We recently finished reading The Hiding Place. It felt like visiting with an old friend whom I hadn't seen for a long time- I knew all of the stories she would tell and the things she would say but it was a delight to sit down and hear them all over again. The book tells the story of Corrie ten Boom, a Dutch watchmaker who ended up in a concentration camp after being arrested for helping Jews escape from the Nazis. The book describes the life of this family with the faith so solid that the ravages of Ravensbruck only served to strengthen it.
The story starts off with a delightful and delicious description of the watch shop's hundredth birthday party.
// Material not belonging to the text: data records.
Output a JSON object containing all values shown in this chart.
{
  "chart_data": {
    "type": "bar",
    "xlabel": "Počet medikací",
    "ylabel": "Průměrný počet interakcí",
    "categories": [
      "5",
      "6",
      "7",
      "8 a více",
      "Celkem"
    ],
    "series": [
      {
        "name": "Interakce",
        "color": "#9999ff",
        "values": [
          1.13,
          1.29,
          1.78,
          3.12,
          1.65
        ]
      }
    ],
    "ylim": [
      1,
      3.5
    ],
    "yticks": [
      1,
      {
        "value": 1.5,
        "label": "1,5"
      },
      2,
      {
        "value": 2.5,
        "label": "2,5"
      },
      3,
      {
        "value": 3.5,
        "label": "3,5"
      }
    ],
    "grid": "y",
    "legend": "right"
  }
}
I've read this book so many times I can practically smell the coffee alongside Nollie's buttery cookies and hear the little ker-plinks of five sugar lumps dropping into Pickwick's coffee cup. I can picture all the rooms and squeaks and creaks of the Beje and its twisted stairways. I can smell Eusie's pipe and Betsie's soup and I can see the little Alpina triangle in the window. In my head I can hear Peter playing the piano and the bicycle wheels turning to power the headlamp and Mary Itallie's wheezing. I know all the characters so well in my mind - practical Corrie and her beloved Betsie, who could 'make a party out of three potatoes and some twice-used tea leaves'. Dear Father, so kind and gentle and wise and faithful. I love them all dearly. The stories are so familiar to me that they form a standard repertoire of object lessons in my mind, frequently called upon for their wisdom and nail-on-the-head accuracy for so many situations in life. The traveling case, the train ticket, the broken heart, the fleas. Oh, the beauty of the fleas.
So much of what we want in life is beautifully portrayed, like a lavish feast to be savored, in the stories in this book. How to love beauty. How to choose joy. How to know and love God's word so deeply that it flows in you and all you do, giving life as it courses through you. Trust. Love. Forgiveness. Unselfishness. That I Thessalonians 5:18 really is the secret to all joy and happiness. That I can do all things through Christ Who strengthens me finally becomes real when we are faced with something we Absolutely. Can. Not. Do. And then we let Him do it through us. Grace. Encouragement. Little gifts from the Father's hand to give us a glimpse of His tender, loving care for us. Knowing Truth really does set us free.
Lent is a good time to re-read this book and reflect on the darkness of this life on earth and how we are called to be light. As Holy Week approaches and I contemplate the cross I marvel at the mystery that we are invited to enter into suffering with Him, and some of us greatly so. Suffering takes us right to the cross, right to Him - if we let it. It is through suffering that we are most intimately and expediently united with Him.
I want Him to always be my hiding place.